In the meantime, we’re best to not overstate our case.

This may be true, but we shouldn’t count our chickens before they’re cloned.

I’d also caution you that many of these ‘explanations’----as far as science is concerned----play to a stalemate. I’d be cautious in using words like “all” as many of these questions are unanswerable, by science anyway.

Perhaps one day science will totally eviscerate religion. For now we live in anticipation. Frankly, that sounds enough like religion to be unnerving though.

Is this not simply a definition of bias? Than in itself is not necessarily bad; if the basis of the bias is sound. And I believe yours is.

Still, I think it is good to separate what we can prove by science, and the subjective beliefs that spring from it. In time, as science may very well turn many of those subjective beliefs—or theories----into objective fact.

For now, it is best that we not ascribe credit to science for things it has not yet figured out, or in some cases not even contemplated.

There has probably never been a more devastating rout of popular belief by clever reasoning than Darwin’s destruction of the argument from design.
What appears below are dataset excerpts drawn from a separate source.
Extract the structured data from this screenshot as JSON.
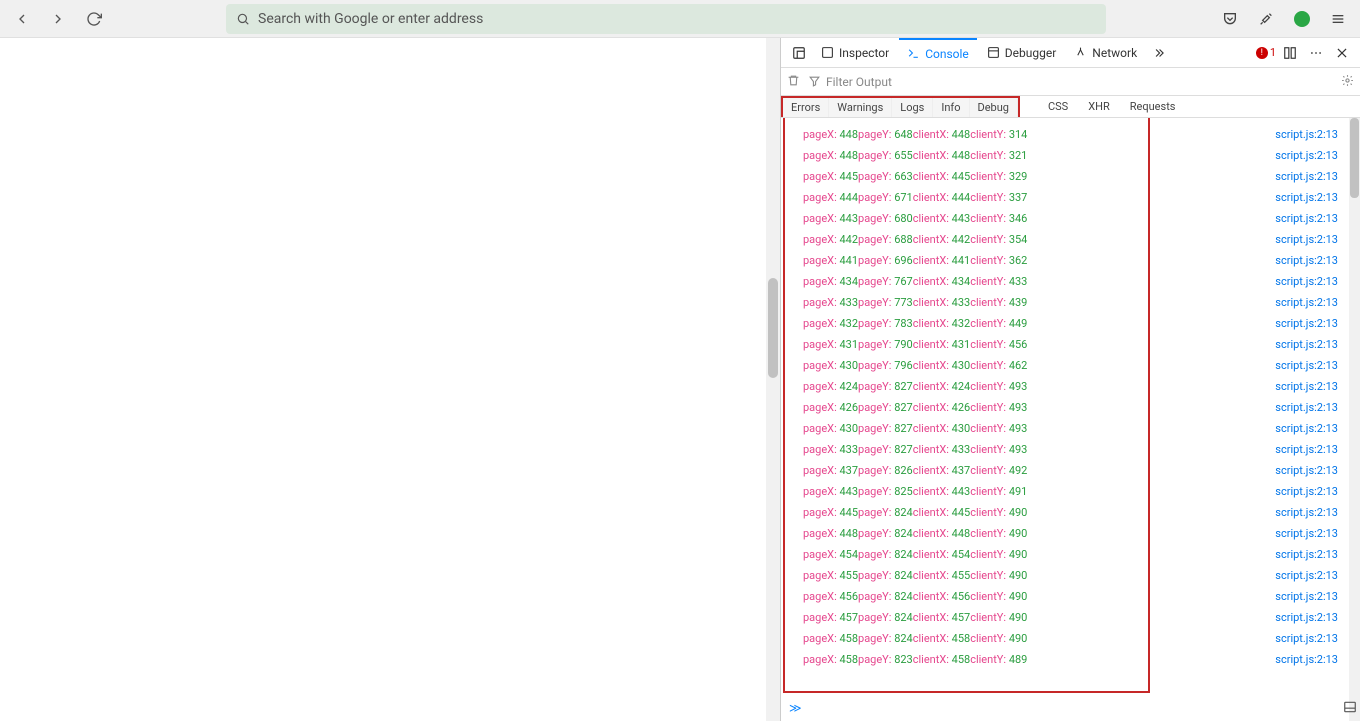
{
  "browser": {
    "url_placeholder": "Search with Google or enter address"
  },
  "devtools": {
    "tabs": {
      "inspector": "Inspector",
      "console": "Console",
      "debugger": "Debugger",
      "network": "Network"
    },
    "error_count": "1",
    "filter_placeholder": "Filter Output",
    "categories": {
      "errors": "Errors",
      "warnings": "Warnings",
      "logs": "Logs",
      "info": "Info",
      "debug": "Debug",
      "css": "CSS",
      "xhr": "XHR",
      "requests": "Requests"
    },
    "source_link": "script.js:2:13",
    "prompt": "≫",
    "logs": [
      {
        "pageX": 448,
        "pageY": 648,
        "clientX": 448,
        "clientY": 314
      },
      {
        "pageX": 448,
        "pageY": 655,
        "clientX": 448,
        "clientY": 321
      },
      {
        "pageX": 445,
        "pageY": 663,
        "clientX": 445,
        "clientY": 329
      },
      {
        "pageX": 444,
        "pageY": 671,
        "clientX": 444,
        "clientY": 337
      },
      {
        "pageX": 443,
        "pageY": 680,
        "clientX": 443,
        "clientY": 346
      },
      {
        "pageX": 442,
        "pageY": 688,
        "clientX": 442,
        "clientY": 354
      },
      {
        "pageX": 441,
        "pageY": 696,
        "clientX": 441,
        "clientY": 362
      },
      {
        "pageX": 434,
        "pageY": 767,
        "clientX": 434,
        "clientY": 433
      },
      {
        "pageX": 433,
        "pageY": 773,
        "clientX": 433,
        "clientY": 439
      },
      {
        "pageX": 432,
        "pageY": 783,
        "clientX": 432,
        "clientY": 449
      },
      {
        "pageX": 431,
        "pageY": 790,
        "clientX": 431,
        "clientY": 456
      },
      {
        "pageX": 430,
        "pageY": 796,
        "clientX": 430,
        "clientY": 462
      },
      {
        "pageX": 424,
        "pageY": 827,
        "clientX": 424,
        "clientY": 493
      },
      {
        "pageX": 426,
        "pageY": 827,
        "clientX": 426,
        "clientY": 493
      },
      {
        "pageX": 430,
        "pageY": 827,
        "clientX": 430,
        "clientY": 493
      },
      {
        "pageX": 433,
        "pageY": 827,
        "clientX": 433,
        "clientY": 493
      },
      {
        "pageX": 437,
        "pageY": 826,
        "clientX": 437,
        "clientY": 492
      },
      {
        "pageX": 443,
        "pageY": 825,
        "clientX": 443,
        "clientY": 491
      },
      {
        "pageX": 445,
        "pageY": 824,
        "clientX": 445,
        "clientY": 490
      },
      {
        "pageX": 448,
        "pageY": 824,
        "clientX": 448,
        "clientY": 490
      },
      {
        "pageX": 454,
        "pageY": 824,
        "clientX": 454,
        "clientY": 490
      },
      {
        "pageX": 455,
        "pageY": 824,
        "clientX": 455,
        "clientY": 490
      },
      {
        "pageX": 456,
        "pageY": 824,
        "clientX": 456,
        "clientY": 490
      },
      {
        "pageX": 457,
        "pageY": 824,
        "clientX": 457,
        "clientY": 490
      },
      {
        "pageX": 458,
        "pageY": 824,
        "clientX": 458,
        "clientY": 490
      },
      {
        "pageX": 458,
        "pageY": 823,
        "clientX": 458,
        "clientY": 489
      }
    ]
  }
}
It was so unexpected.”
– Dawkins in The God Delusion

I find the “fine tuning” argument fatuous and anthropic. Douglas Adams’ puddle seems applicable there.

I trust you have no actual experience with science? While it is true that an idealized science has no brook with emotion, the real science, done by humans, has quite a bit. People hold on to discredited hypotheses due to emotion. When people review papers, they tend to give better grades to those papers saying their field is important. No, plenty of emotion. Why science works is that it accepts this, and has mechanisms for overcoming it.

Again, no. There are plenty of speculative papers. What science must do is not to claim knowledge greater than the evidence supports. That is a place where it is particularly more effective than religion.

I don’t think there is a claim that the lack of success of religion in explaining natural phenomena proves anything. It does make the sides unequal, though. As an example, we don’t know for sure psychic phenomena do not exist, after 70 years of testing, but the lack of positive results means that we don’t have to consider ESP as a primary or even reasonable explanation for anything.